DECT RF channel broadcast

One key requirement for a DECT base station is that it continuously broadcasts a beacon which enables other portable devices to see the base station and access it if it is able.

The beacon transmission can be part of an active communication link when a portable is actually communicating and carrying a call or it can be a dummy bearer transmission.

The DECT base station RF beacon transmission carries broadcast information contained within a multi-frame multiplexed structure. The information includes:

  • Base station identity
  • System capabilities
  • RFP status
  • Paging information

When a portable device receives a beacon transmission it processes the information contained within the beacon data. From this it will be able to determine whether it is able to communicate with the base station. The DECT system has been set up so that only portables with access rights are allowed to set up a link. Typically this is achieved by pairing the portable with the base station.

The portable device also determines whether the system capabilities match with the services required by the portable, and also if the base station has sufficient capacity to handle communication to the portable device as it may already be at or near capacity.

Dynamic channel selection & allocation

One important aspect of the DECT RF interface / physical layer is the allocation of channels. In order to reduce interference, both to its own channels and to others, the DECT physical layer incorporates a comprehensive methodology for selecting the required channel and maintaining the best options.

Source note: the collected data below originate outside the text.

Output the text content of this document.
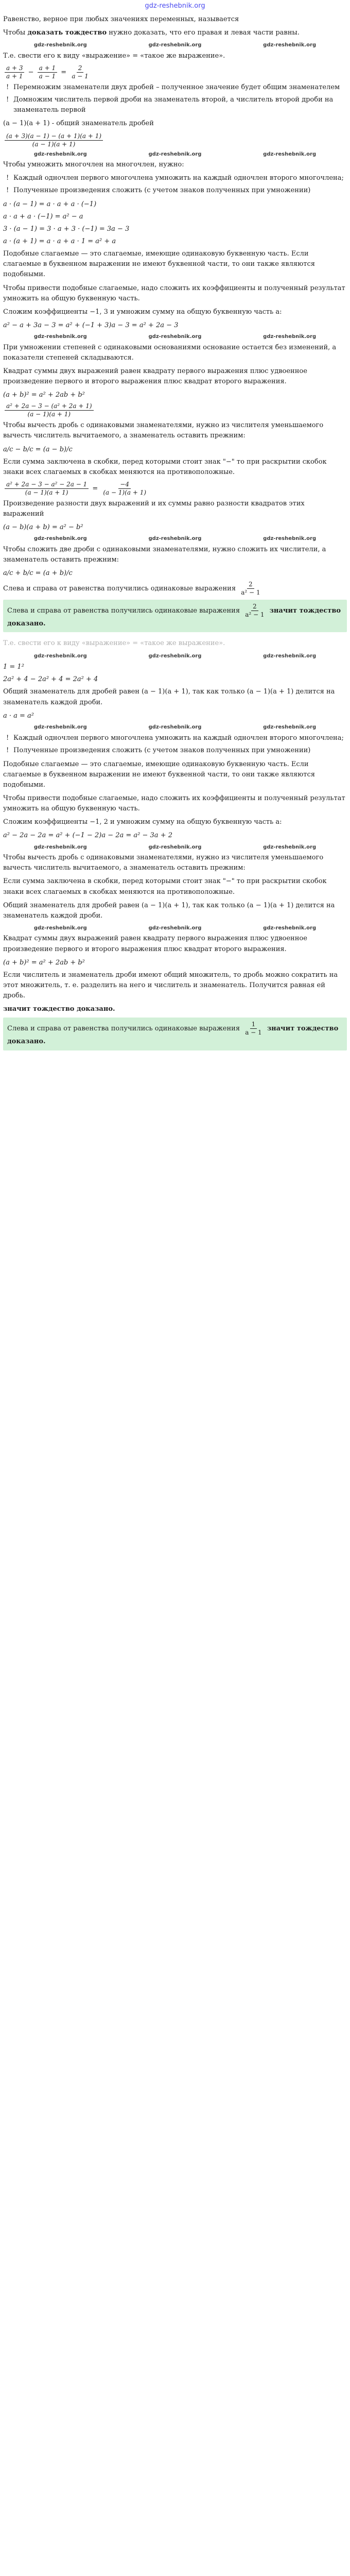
gdz-reshebnik.org
Равенство, верное при любых значениях переменных, называется
Чтобы доказать тождество нужно доказать, что его правая и левая части равны.
gdz-reshebnik.org	gdz-reshebnik.org	gdz-reshebnik.org
Т.е. свести его к виду «выражение» = «такое же выражение».
$\frac{a + 3}{a + 1} - \frac{a + 1}{a - 1} = \frac{2}{a - 1}$
! Перемножим знаменатели двух дробей – полученное значение будет общим знаменателем
! Домножим числитель первой дроби на знаменатель второй, а числитель второй дроби на знаменатель первой
(a − 1)(a + 1) - общий знаменатель дробей
$\frac{(a + 3)(a - 1) - (a + 1)(a + 1)}{(a - 1)(a + 1)}$
gdz-reshebnik.org	gdz-reshebnik.org	gdz-reshebnik.org
Чтобы умножить многочлен на многочлен, нужно:
! Каждый одночлен первого многочлена умножить на каждый одночлен второго многочлена;
! Полученные произведения сложить (с учетом знаков полученных при умножении)
a · (a − 1) = a · a + a · (−1)
a · a + a · (−1) = a² − a
3 · (a − 1) = 3 · a + 3 · (−1) = 3a − 3
a · (a + 1) = a · a + a · 1 = a² + a
Подобные слагаемые — это слагаемые, имеющие одинаковую буквенную часть. Если слагаемые в буквенном выражении не имеют буквенной части, то они также являются подобными.
Чтобы привести подобные слагаемые, надо сложить их коэффициенты и полученный результат умножить на общую буквенную часть.
Сложим коэффициенты −1, 3 и умножим сумму на общую буквенную часть a:
a² − a + 3a − 3 = a² + (−1 + 3)a − 3 = a² + 2a − 3
gdz-reshebnik.org	gdz-reshebnik.org	gdz-reshebnik.org
При умножении степеней с одинаковыми основаниями основание остается без изменений, а показатели степеней складываются.
Квадрат суммы двух выражений равен квадрату первого выражения плюс удвоенное произведение первого и второго выражения плюс квадрат второго выражения.
(a + b)² = a² + 2ab + b²
$\frac{\text{a² + 2a − 3 − (a² + 2a + 1)}}{(a - 1)(a + 1)}$
Чтобы вычесть дробь с одинаковыми знаменателями, нужно из числителя уменьшаемого вычесть числитель вычитаемого, а знаменатель оставить прежним:
a/c − b/c = (a − b)/c
Если сумма заключена в скобки, перед которыми стоит знак "−" то при раскрытии скобок знаки всех слагаемых в скобках меняются на противоположные.
$\frac{\text{a² + 2a − 3 − a² − 2a − 1}}{(a - 1)(a + 1)} = \frac{-4}{(a - 1)(a + 1)}$
Произведение разности двух выражений и их суммы равно разности квадратов этих выражений
(a − b)(a + b) = a² − b²
gdz-reshebnik.org	gdz-reshebnik.org	gdz-reshebnik.org
Чтобы сложить две дроби с одинаковыми знаменателями, нужно сложить их числители, а знаменатель оставить прежним:
a/c + b/c = (a + b)/c
Слева и справа от равенства получились одинаковые выражения $\frac{2}{\text{a² − 1}}$
Слева и справа от равенства получились одинаковые выражения $\frac{2}{\text{a² − 1}}$ значит тождество доказано.
Т.е. свести его к виду «выражение» = «такое же выражение».
gdz-reshebnik.org	gdz-reshebnik.org	gdz-reshebnik.org
1 = 1²
2a² + 4 − 2a² + 4 = 2a² + 4
Общий знаменатель для дробей равен (a − 1)(a + 1), так как только (a − 1)(a + 1) делится на знаменатель каждой дроби.
a · a = a²
gdz-reshebnik.org	gdz-reshebnik.org	gdz-reshebnik.org
! Каждый одночлен первого многочлена умножить на каждый одночлен второго многочлена;
! Полученные произведения сложить (с учетом знаков полученных при умножении)
Подобные слагаемые — это слагаемые, имеющие одинаковую буквенную часть. Если слагаемые в буквенном выражении не имеют буквенной части, то они также являются подобными.
Чтобы привести подобные слагаемые, надо сложить их коэффициенты и полученный результат умножить на общую буквенную часть.
Сложим коэффициенты −1, 2 и умножим сумму на общую буквенную часть a:
a² − 2a − 2a = a² + (−1 − 2)a − 2a = a² − 3a + 2
gdz-reshebnik.org	gdz-reshebnik.org	gdz-reshebnik.org
Чтобы вычесть дробь с одинаковыми знаменателями, нужно из числителя уменьшаемого вычесть числитель вычитаемого, а знаменатель оставить прежним:
Если сумма заключена в скобки, перед которыми стоит знак "−" то при раскрытии скобок знаки всех слагаемых в скобках меняются на противоположные.
Общий знаменатель для дробей равен (a − 1)(a + 1), так как только (a − 1)(a + 1) делится на знаменатель каждой дроби.
gdz-reshebnik.org	gdz-reshebnik.org	gdz-reshebnik.org
Квадрат суммы двух выражений равен квадрату первого выражения плюс удвоенное произведение первого и второго выражения плюс квадрат второго выражения.
(a + b)² = a² + 2ab + b²
Если числитель и знаменатель дроби имеют общий множитель, то дробь можно сократить на этот множитель, т. е. разделить на него и числитель и знаменатель. Получится равная ей дробь.
значит тождество доказано.
Слева и справа от равенства получились одинаковые выражения $\frac{1}{a - 1}$ значит тождество доказано.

To achieve this DECT features a capability called Dynamic Channel Selection and Allocation. Under this technique, DECT equipment scans the channels at least once every 30 seconds, but as a background process. It checks for signals on the channels and produces a list of free and occupied channels - one for each idle timeslot/carrier combination. An idle timeslot is one that is not in use for transmission or reception. With this information, the base station or portable device is able to select the optimal channel / timeslot combinations for a link.

The DECT RF interface / physical layer is relatively easy to implement so that costs can be kept to a minimum, yet it maintains a high level of functionality to enable it to maintain a trouble free reliable communications link between the base station and a number of portable devices.